Introductory HTML and JS.
We are asked to read the prescribed chapters and then choose a format from the list on our Read: 01 - Introductory HTML and JavaScript and create a reply in our Notes Repo.
Jon Duckett write about the basics of proper HTML, CSS, and JS strucute. They are three different structured languages that while working together to present information to an end user and send back data when needed are also three separate and specific languages.
HTML
HTML is the skeleton of the web page applications we will be building. It consists of elements defined by tags. The structure of an HTML document always begins with the declarative “Doctype” tag, letting the browser know what the document is: HTML. Inside this tag lives the HTML tag. The Head and the Body tags separate the information that will be rendered on to the page. HTML by itself will not add either responsiveness or styling to a page on its own but can link up to cascade style sheets (CSS) for presentation and JS scripts for functionality and responsiveness. HTML only pages would load very quickly, and rudimentarily “function” but would not be desirable and would not be considered adequate for a production worthy page.
CSS
CSS are the rules that create the presentation of a web page. This works in three ways:
- By “inline” styling: the most prioritized styling but avoided as it can be hard to quickly style a web page application because each element would have to be altered.
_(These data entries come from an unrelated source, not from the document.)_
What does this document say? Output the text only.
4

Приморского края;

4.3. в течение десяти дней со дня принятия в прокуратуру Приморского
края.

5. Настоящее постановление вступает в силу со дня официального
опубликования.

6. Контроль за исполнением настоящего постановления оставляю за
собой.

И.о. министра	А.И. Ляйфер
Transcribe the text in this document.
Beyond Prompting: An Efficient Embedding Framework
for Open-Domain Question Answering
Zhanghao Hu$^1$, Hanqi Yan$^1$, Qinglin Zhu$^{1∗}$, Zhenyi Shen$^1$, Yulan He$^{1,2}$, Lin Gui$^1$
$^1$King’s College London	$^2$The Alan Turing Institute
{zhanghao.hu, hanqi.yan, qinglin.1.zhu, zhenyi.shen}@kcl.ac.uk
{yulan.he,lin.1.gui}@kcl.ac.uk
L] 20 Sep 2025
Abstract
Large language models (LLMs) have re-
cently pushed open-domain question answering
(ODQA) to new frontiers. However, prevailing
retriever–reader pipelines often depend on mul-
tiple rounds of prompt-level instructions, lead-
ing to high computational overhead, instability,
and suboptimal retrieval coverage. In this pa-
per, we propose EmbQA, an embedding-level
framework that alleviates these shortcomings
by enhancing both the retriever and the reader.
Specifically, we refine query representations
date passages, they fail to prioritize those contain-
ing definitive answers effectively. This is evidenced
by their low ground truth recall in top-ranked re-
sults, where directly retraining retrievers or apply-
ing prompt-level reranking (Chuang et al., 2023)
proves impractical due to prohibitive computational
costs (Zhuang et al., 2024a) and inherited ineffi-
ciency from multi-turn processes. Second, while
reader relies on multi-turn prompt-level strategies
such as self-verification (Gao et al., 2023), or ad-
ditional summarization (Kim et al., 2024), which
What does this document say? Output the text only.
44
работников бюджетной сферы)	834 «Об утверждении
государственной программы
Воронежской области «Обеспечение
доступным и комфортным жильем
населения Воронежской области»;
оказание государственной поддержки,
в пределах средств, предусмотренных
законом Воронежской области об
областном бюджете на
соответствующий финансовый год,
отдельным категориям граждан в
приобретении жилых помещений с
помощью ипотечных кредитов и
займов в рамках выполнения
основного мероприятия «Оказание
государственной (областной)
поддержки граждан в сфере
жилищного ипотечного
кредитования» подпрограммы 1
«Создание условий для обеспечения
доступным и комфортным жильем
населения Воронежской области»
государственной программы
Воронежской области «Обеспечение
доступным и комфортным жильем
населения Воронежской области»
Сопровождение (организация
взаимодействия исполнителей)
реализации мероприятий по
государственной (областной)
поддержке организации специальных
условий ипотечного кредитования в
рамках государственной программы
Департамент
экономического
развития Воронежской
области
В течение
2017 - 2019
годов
- By “internal” style sheet, where the Style tags are used to define the CSS for an HTML document without having to link to an external sheet. This is better than inline style, but not preferred as it is not best practice and the HTML and CSS are still in the same document and a Style Sheet cannot be quickly substituted for a new look.
- By “external” style sheet, where the documents containing the CSS and HTML are linked to each other, which means that the debugging and changing of styles can quickly be replaced without having to edit the HTML skeleton.
JS
Java Script (js) is the programmatic layer of the web applications we make: while HTML buttons will still upload or function without js, js makes it so that web pages display and behave in defined and structural behaviors based on situations. Js makes it so that upload buttons only appear if certain conditions are met, or present submenus if conditions are reached to render them to the end user. Js makes it so that the internet is as interactive and specialized as the computer programmer wants it to be.